A separate £11 million bid proposed town centre improvements in Monmouth, as well as improving Shire Hall and redeveloping the Market Hall.
Jessica Morden, MP for Newport East constituency, said she was “really disappointed” that the Caldicot bid had been “overlooked”.
“This was a positive, cross-party and community-focused bid which would have made a real difference, redeveloping the leisure centre and providing new money for the town centre,” she said.
Ms Morden said she will be seeking discussions with Monmouthshire council about future options.
Caldicot councillor Tony Easson said he was “very disappointed” by the news.
“It’s going to put Caldicot back 10 years,” he said.
“The funding was needed for the leisure centre revamp and for bringing the town centre up to the 21st century.
“There’s a lot of deprivation in my ward and the town needed a lift as well.”
Cllr Easson has submitted an emergency member’s question ahead of a full council meeting next week asking about the impact of the decision on the area’s economy.

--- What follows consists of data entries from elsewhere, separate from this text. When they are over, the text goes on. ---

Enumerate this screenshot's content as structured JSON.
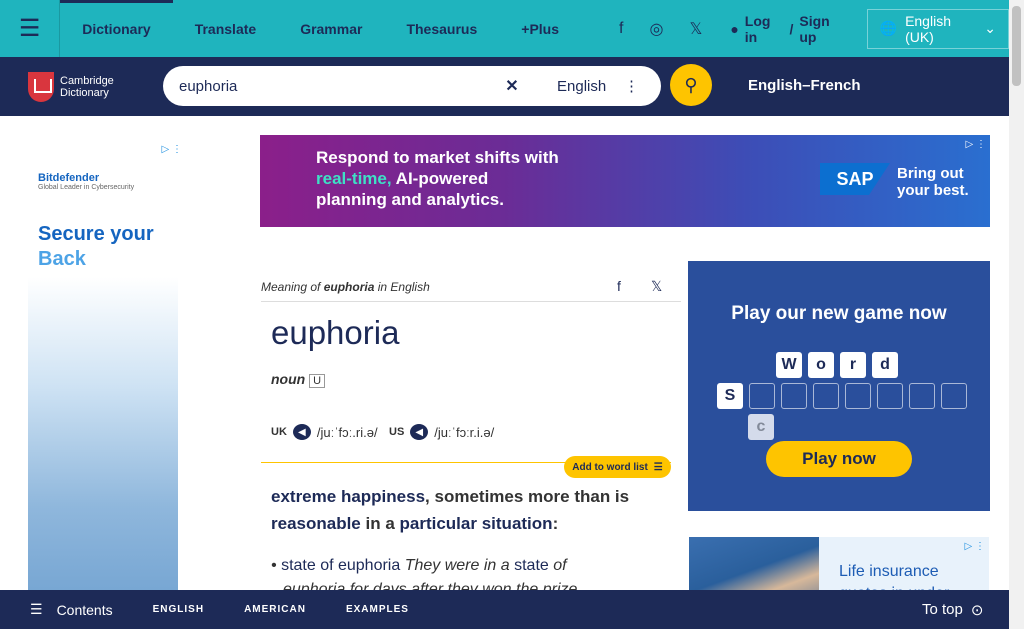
{
  "topbar": {
    "links": [
      "Dictionary",
      "Translate",
      "Grammar",
      "Thesaurus",
      "+Plus"
    ],
    "login": "Log in",
    "separator": "/",
    "signup": "Sign up",
    "language": "English (UK)"
  },
  "navbar": {
    "logo_line1": "Cambridge",
    "logo_line2": "Dictionary",
    "search_value": "euphoria",
    "clear_icon": "✕",
    "dictionary_select": "English",
    "language_pair": "English–French"
  },
  "ads": {
    "left_brand": "Bitdefender",
    "left_tagline": "Global Leader in Cybersecurity",
    "left_headline_1": "Secure your",
    "left_headline_2": "Back",
    "top_line1": "Respond to market shifts with",
    "top_line2_highlight": "real-time,",
    "top_line2_rest": " AI-powered",
    "top_line3": "planning and analytics.",
    "top_brand": "SAP",
    "top_cta_1": "Bring out",
    "top_cta_2": "your best.",
    "game_headline": "Play our new game now",
    "game_word": [
      "W",
      "o",
      "r",
      "d"
    ],
    "game_letter": "S",
    "game_extra": "c",
    "game_cta": "Play now",
    "ins_line1": "Life insurance",
    "ins_line2": "quotes in under"
  },
  "entry": {
    "meaning_prefix": "Meaning of ",
    "meaning_word": "euphoria",
    "meaning_suffix": " in English",
    "headword": "euphoria",
    "pos": "noun",
    "uk_label": "UK",
    "uk_ipa": "/juːˈfɔː.ri.ə/",
    "us_label": "US",
    "us_ipa": "/juːˈfɔːr.i.ə/",
    "add_to_list": "Add to word list",
    "def_link1": "extreme",
    "def_link2": "happiness",
    "def_text1": ", sometimes more than is",
    "def_link3": "reasonable",
    "def_text2": " in a ",
    "def_link4": "particular",
    "def_link5": "situation",
    "def_end": ":",
    "ex_bullet": "•",
    "ex_link1": "state of euphoria",
    "ex_text1": " They were in a ",
    "ex_link2": "state",
    "ex_text2": " of",
    "ex_line2": "euphoria for days after they won the prize."
  },
  "bottombar": {
    "contents": "Contents",
    "tab1": "ENGLISH",
    "tab2": "AMERICAN",
    "tab3": "EXAMPLES",
    "to_top": "To top"
  },
  "colors": {
    "brand_teal": "#1fb4be",
    "brand_navy": "#1d2a57",
    "accent_yellow": "#fec400"
  }
}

A spokesman for Monmouthshire County Council said: “We are very disappointed that the bids were unsuccessful, but we will listen to the feedback and decide how we might now proceed.
“We understand that while our bids were not successful on this occasion we may bid again in the future.
“Based upon this, we will decide on how we might proceed and what alternative funding strategies might be adopted if necessary, but we believe the bids are robust and delivering the projects remains important to these communities and to the council overall.”